En un estuche rojo, apartado, cubren telarañas y polvo este aterciopelado recipiente, adornado con ornamentación dorada y un bañado de oro con dos bolitas que haciéndose de tope la una a la otra funcionaban como método de cierre, se guardaba el hambre y las ganas Peepe, quien aunque mellándose a sí mismo detuvo su eficiencia física para comer, no había logrado aplacar ni su ímpetu vengativo y demencial ni su fervor asesino. Vestido de estrella en la noche, visitaba en su recuerdo el páramo o paraje que hubiérase quedado con cualquiera de sus pedacitos, que desperdigados por los confines de mi paso, decoraban los lugares que mientras roto, Peepe alcanzó. Cuando volvía, escondido cuidadosamente, entraba al abrigo de la oscuridad y permanecía quieto hasta que alguien apareciera por el lugar. Era entonces que agazapado lograba discernir el semblante de algún demonio que le fuera familiar, saltando violentamente tras el y reduciéndolo al suelo. En particular, a este último, propinaba Peepe un aluvión de puñetazos precisos entre su pómulo y sien, con la derecha, mientras que con la izquierda sujetaba el escaso pelo de un rostro senil descompuesto, ahora sangrante,  y confuso. Una vez machacado su espíritu y quebrada su voluntad, Peepe no tenía sino que, sentado en el pecho y con las piernas cruzadas, dispuestas debajo de la cabeza del hombre, con la mano izquierda sujetar la cabeza mirando hacia arriba del desfallecido sujeto, y con la derecha martillear las palas superiores, que caerían con facilidad tras diez buenos golpes. Así, una vez arrancadas, las guardaba Peepe en un saco de tela y ahora sin ningún cuidado, dejando de pensarse a sí mismo, abría los ojos estando una vez más, sentado delante de su tele. Era que este proceso se repetía continuamente cuando conformaron de sus cacerías las suficientes piezas como para colindar una dentadura completa. Cada muela e incisivo habían sido debidamente extraídas de los demonios que circundaban la memoria de Peepe, y era así que hablaba Peepe con la boca de estos. Enchido de pena y remordimiento, guardaba este artefacto diabólico y lo custodiaba sumido en la onírica de sus sustancias, y apelmazado como el lodo, sumiso y manso ante la música como las bestias.

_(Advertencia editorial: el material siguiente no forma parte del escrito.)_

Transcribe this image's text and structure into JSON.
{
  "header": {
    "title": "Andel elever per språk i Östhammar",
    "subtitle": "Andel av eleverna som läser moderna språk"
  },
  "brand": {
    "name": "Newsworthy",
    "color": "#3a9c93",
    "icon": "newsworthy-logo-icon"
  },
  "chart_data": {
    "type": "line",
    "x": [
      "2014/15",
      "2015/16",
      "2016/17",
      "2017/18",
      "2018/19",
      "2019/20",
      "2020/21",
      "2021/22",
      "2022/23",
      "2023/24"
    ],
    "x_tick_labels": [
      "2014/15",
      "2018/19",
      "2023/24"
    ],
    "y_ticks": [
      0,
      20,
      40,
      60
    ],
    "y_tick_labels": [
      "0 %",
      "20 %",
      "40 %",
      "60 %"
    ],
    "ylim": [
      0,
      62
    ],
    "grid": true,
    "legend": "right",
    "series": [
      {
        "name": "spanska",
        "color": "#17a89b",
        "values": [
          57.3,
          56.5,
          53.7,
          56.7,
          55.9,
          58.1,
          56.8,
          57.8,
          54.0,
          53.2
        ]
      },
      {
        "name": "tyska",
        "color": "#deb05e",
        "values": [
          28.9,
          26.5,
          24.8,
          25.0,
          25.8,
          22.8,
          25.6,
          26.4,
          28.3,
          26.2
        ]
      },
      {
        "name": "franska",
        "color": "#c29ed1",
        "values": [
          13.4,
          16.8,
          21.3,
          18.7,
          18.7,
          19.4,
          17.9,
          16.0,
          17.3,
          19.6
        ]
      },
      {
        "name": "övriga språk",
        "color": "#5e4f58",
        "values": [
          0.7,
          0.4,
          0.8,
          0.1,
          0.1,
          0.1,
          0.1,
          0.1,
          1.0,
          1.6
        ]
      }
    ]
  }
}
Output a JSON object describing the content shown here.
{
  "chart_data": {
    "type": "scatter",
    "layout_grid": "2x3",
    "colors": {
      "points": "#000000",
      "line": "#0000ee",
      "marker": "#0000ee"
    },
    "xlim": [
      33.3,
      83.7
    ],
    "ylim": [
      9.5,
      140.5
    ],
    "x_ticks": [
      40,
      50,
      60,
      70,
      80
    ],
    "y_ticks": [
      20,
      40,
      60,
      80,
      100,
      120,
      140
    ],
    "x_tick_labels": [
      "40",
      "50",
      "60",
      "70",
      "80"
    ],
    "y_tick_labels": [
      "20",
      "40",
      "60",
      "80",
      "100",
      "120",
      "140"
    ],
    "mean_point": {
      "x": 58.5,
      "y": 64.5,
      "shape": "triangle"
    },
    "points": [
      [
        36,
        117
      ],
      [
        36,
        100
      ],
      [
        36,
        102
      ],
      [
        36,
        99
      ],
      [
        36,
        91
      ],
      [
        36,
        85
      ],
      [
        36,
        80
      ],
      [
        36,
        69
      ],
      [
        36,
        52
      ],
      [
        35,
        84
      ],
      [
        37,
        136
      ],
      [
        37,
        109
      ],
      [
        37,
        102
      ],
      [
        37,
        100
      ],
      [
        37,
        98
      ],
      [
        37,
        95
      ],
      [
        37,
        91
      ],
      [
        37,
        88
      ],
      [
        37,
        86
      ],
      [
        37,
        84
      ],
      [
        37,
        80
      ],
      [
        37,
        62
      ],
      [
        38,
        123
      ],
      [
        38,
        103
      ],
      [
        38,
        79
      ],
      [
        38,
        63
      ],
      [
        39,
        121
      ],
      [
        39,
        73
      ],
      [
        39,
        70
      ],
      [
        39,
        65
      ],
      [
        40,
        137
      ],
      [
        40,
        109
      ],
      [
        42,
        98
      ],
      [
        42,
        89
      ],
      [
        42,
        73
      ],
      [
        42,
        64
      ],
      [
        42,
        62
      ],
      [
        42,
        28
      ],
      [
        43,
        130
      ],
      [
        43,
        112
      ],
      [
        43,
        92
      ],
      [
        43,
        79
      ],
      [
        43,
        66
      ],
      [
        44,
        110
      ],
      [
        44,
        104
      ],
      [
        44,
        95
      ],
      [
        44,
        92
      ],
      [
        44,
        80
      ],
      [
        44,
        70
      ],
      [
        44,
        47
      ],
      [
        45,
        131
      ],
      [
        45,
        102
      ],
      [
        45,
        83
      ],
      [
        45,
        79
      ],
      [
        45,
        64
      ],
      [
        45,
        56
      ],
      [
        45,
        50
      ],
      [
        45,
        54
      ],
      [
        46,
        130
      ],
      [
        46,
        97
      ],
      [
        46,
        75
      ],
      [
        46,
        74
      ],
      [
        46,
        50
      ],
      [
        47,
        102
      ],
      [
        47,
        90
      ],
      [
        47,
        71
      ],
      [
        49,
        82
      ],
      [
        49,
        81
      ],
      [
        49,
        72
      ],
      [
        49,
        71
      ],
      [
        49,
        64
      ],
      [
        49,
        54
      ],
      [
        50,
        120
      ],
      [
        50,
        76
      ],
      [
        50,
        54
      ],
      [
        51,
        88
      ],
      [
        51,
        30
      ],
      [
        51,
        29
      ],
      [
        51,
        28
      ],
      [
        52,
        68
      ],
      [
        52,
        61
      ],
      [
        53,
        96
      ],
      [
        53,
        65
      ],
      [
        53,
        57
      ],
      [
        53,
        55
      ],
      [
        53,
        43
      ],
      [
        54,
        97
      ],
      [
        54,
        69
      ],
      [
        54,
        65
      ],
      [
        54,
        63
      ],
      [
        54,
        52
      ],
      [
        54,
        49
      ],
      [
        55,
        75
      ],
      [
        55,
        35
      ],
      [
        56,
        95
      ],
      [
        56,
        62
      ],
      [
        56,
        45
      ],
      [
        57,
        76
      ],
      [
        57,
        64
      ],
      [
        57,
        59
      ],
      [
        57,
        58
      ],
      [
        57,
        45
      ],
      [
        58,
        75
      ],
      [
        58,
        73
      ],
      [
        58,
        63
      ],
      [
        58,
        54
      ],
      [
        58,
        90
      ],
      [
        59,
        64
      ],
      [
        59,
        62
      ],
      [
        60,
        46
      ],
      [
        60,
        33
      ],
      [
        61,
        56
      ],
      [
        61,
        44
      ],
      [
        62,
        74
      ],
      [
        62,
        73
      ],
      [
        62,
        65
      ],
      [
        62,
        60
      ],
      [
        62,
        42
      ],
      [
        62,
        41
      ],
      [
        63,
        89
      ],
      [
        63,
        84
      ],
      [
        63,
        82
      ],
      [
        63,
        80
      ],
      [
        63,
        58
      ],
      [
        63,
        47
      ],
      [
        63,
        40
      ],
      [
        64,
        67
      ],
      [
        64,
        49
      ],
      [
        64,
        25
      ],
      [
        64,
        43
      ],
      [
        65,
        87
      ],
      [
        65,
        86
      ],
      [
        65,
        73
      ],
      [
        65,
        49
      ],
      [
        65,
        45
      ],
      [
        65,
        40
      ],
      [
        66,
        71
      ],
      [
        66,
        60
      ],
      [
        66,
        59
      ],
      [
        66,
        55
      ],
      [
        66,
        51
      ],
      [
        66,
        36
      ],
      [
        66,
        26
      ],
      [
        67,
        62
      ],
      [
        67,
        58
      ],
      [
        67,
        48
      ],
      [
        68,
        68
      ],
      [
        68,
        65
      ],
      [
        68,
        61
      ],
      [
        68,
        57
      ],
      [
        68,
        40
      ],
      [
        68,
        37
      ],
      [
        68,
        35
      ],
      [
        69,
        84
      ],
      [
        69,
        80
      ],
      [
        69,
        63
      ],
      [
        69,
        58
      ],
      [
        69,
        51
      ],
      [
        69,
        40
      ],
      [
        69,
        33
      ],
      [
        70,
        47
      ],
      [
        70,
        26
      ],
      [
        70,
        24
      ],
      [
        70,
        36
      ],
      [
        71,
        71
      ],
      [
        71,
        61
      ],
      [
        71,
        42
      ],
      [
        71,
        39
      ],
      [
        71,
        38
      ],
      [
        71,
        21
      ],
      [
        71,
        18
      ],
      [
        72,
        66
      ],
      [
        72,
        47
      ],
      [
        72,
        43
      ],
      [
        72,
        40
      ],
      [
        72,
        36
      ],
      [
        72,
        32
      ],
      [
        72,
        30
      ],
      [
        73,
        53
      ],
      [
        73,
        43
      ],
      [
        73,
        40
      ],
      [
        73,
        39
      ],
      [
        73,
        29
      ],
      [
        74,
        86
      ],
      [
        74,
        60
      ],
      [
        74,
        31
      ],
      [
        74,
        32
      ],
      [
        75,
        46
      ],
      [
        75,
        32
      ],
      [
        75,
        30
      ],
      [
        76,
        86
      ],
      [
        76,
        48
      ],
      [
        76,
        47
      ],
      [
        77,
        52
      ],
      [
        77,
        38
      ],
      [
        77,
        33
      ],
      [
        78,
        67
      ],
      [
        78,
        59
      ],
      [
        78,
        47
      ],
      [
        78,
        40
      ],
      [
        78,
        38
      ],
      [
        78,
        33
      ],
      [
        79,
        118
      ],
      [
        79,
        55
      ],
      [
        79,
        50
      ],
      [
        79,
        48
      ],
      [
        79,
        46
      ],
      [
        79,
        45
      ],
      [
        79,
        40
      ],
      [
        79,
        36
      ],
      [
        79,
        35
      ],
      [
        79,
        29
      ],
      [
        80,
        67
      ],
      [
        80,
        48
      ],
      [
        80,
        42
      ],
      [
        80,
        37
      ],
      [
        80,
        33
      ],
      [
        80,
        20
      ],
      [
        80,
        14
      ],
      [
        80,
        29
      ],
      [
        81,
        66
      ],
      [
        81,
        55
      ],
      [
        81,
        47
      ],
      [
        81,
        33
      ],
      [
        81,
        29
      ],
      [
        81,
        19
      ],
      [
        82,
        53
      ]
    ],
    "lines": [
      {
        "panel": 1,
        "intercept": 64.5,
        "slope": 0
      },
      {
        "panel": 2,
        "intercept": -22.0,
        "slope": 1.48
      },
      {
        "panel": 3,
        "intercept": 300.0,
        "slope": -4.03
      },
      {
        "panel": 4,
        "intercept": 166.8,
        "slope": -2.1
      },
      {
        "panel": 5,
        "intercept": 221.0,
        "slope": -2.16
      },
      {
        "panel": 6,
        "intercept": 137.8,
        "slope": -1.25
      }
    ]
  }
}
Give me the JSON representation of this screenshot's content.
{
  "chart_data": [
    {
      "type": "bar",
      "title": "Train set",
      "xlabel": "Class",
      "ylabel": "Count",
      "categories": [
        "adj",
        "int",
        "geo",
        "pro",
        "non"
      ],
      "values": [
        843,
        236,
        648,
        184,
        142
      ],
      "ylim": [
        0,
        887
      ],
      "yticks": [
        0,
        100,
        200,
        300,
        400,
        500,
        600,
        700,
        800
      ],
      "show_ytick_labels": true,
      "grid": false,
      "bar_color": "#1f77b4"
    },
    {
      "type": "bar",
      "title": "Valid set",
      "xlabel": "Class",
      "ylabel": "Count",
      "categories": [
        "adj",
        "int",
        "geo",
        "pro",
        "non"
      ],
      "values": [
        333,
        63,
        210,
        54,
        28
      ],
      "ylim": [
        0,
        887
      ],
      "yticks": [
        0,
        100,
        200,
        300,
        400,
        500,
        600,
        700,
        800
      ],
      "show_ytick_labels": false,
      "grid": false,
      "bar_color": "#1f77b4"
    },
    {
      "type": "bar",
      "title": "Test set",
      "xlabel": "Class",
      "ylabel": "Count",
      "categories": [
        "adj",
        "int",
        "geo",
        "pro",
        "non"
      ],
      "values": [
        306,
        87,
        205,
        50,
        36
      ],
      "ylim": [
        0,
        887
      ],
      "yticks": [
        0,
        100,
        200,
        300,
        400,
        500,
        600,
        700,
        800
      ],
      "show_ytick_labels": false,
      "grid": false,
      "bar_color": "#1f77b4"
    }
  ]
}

Peepe se había jurado a sí mismo no volver a comer, y en ello estaba cuando otra descarga le recorrió la espalda. Peepe odiaba todo lo que tuviera que ver con comer, pero era eso lo que le hacía débil ante los demás. Y aunque más de uno quiso y querrá aprovecharse de Peepe, son los dientes que recogió, la boca por la que habla, o por la que no habla los que una vez más se reiteran en su pensamiento.  Peepe vive su vida por los demás, aunque creo yo que en este intento es más feliz en su silla helada frente a su tele que en el caos del movimiento.

Es inevitable, aun así, que Peepe deba volver a usar sus dientes, y es por eso que está condenado a blandir la lengua de su adversario y de lo que más odia y de lo que más odia, es que ahora es parte de él. Sinceramente, hay días en los que me siento como Peepe, o más bien, Peepe es un producto de como me siento. ¿Es acaso Peepe un hombre violento? Espero que no. Se que no.